If, like many gardens, you have heavy, claggy soil, then you could create a free-draining site for them by adding sand or gravel underneath them like a miniature allium soakaway.

Both cost just a few quid a bag at most DIY stores.

Because they are a member of the onion family it means you can’t grow them in the same place as onions for two years.

Plant them with the pointy end facing upwards, a hand span apart.

You want the clove barely underneath the soil, but hidden. You don’t want any birds trying their luck at pulling them up before they've had time to set root.

I know a local blackbird that can, not very surprisingly, almost sniff them out.

The reason now is the optimum time for planting garlic is that they love a short period of cold weather to get them off to a good start and separate the cloves and for the bulb to form correctly.

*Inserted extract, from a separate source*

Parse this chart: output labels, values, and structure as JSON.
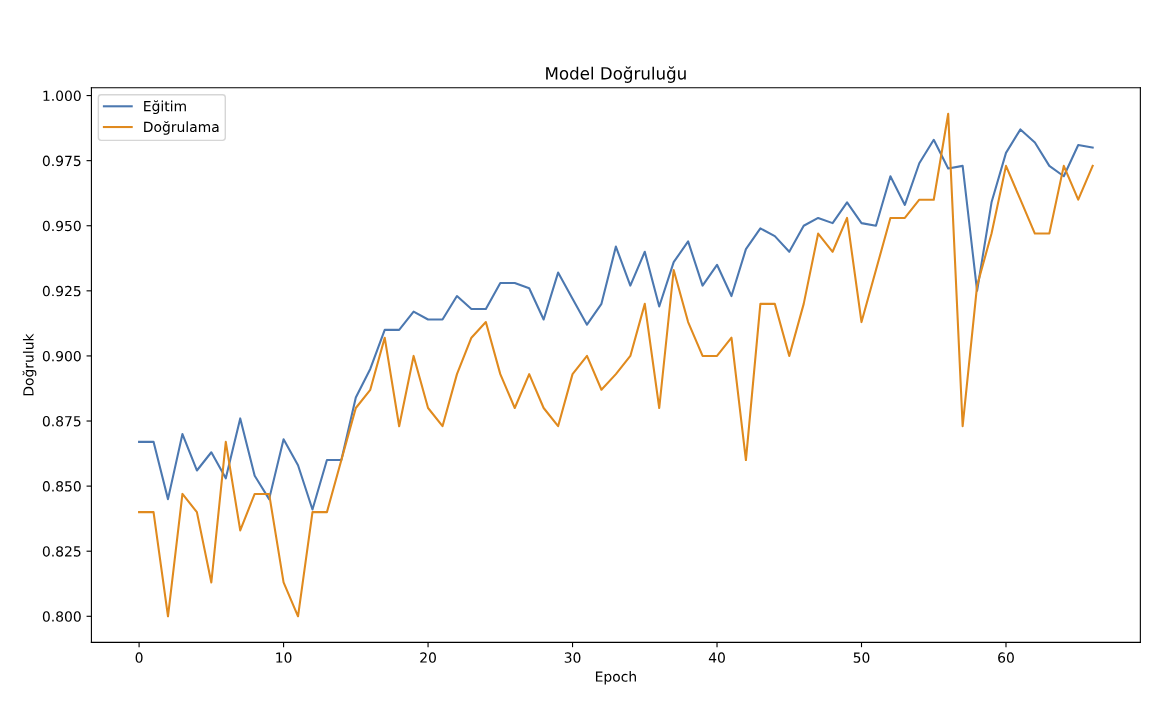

I admire any plant that not only makes it through winter, but especially one that flourishes in the tundra and ice. Garlic styles out the winter like no other plant I know.

They can be left alone until July next year and they will be fine.

If you wanted to pamper them you could mix a little potash in the soil when you plant them and make sure they have regular water but they really don’t seem to mind a drought either.   

They will let you know when they are ready to harvest as the tops will die down and the bulbs will be visible above ground.

Pull them up and let them dry out in the sun for a few days before showing off and tying them in a plait and hanging them somewhere cool and dry where they'll last for four to five months in the right conditions.

You should be left with enough garlic to reserve yourself plenty of space on the bus for the next few months at least.